Il existe de nombreuses façons de mesurer le taux de profit « à la Marx » – voir http://pinguet.free.fr/basu2012.pdf). Je préfère mesurer le taux de profit en rapportant la plus-value totale dans une économie au total du capital privé employé dans la production ; ceci afin d’être aussi proche que possible de la formule originale de Marx qui est s/(C+v), où s = plus-value ; C = capital constant – qui devrait à la fois inclure les actifs fixes (machines, etc.) et le capital circulant (matières premières et composants intermédiaires) ; et v = salaires ou coûts salariaux. Mes calculs peuvent être reproduits et vérifiés en se référant à l’excellent manuel expliquant ma méthode, aimablement compilé par Anders Axelsson de Suède.

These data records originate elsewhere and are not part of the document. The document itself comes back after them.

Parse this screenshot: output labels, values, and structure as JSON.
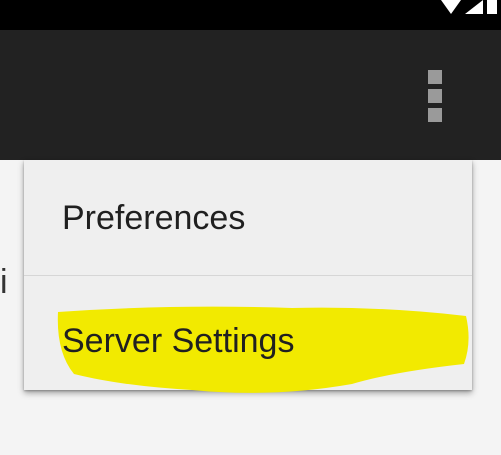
{
  "colors": {
    "status_bar": "#000000",
    "app_bar": "#222222",
    "menu_background": "#efefef",
    "highlight": "#f2ea00",
    "overflow_icon": "#9a9a9a"
  },
  "app_bar": {
    "overflow_icon": "more-vert-icon"
  },
  "menu": {
    "items": [
      {
        "label": "Preferences"
      },
      {
        "label": "Server Settings",
        "highlighted": true
      }
    ]
  },
  "background": {
    "partial_text": "i"
  }
}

J’appelle mon calcul une mesure de « l’ensemble de l’économie », car il est basé sur le revenu national total après amortissement et après rémunération des employés pour calculer la plus-value (s) ; sur actifs fixes privés non résidentiels nets pour le capital constant (ce qui exclut donc les administrations publiques, le logement et l’immobilier) (C) ; et la rémunération des salariés pour le capital variable (v). Mais comme indiqué ci-dessus, le taux de profit peut être mesuré uniquement sur le capital des entreprises ou uniquement sur le secteur non financier du capital des entreprises. Les profits peuvent être mesurés avant ou après impôt et la partie fixe du capital constant peut être mesurée en fonction du « coût historique » (le coût d’achat initial) ou du « coût actuel ou de remplacement » (ce qu’il vaut maintenant ou ce qu’il en coûterait pour remplacer l’actif maintenant). Et il peut également inclure le capital circulant (matières premières et composants utilisés dans une période de production) en plus des actifs fixes (machines, bureaux, etc.).
Il y avait une grande discussion sur la mesure des actifs fixes à utiliser pour se rapprocher de la vision marxiste. Pour une explication de ce débat, voir mes billets précédents et mon livre, The Long Depression (annexe). Les actifs fixes peuvent être mesurées aux coûts historiques (HC) ou aux coûts courants (CC). La différence est causée par l’inflation. Si l’inflation est élevée, comme c’était le cas entre les années 1960 et la fin des années 1980, alors les écarts d’évolution entre la mesure HC et la mesure CC seront importants – voir http://pinguet.free.fr/basu2012.pdf. Lorsque l’inflation diminue, l’écart entre les deux mesures se réduit. Sur l’ensemble de la période d’après-guerre jusqu’en 2021, il y a eu une baisse séculaire du taux de profit américain sur la mesure HC de 27% et sur la mesure CC de 26%. Ainsi, pour une mesure empirique du taux de profit sur une longue période, il y a peu de différences entre les deux mesures.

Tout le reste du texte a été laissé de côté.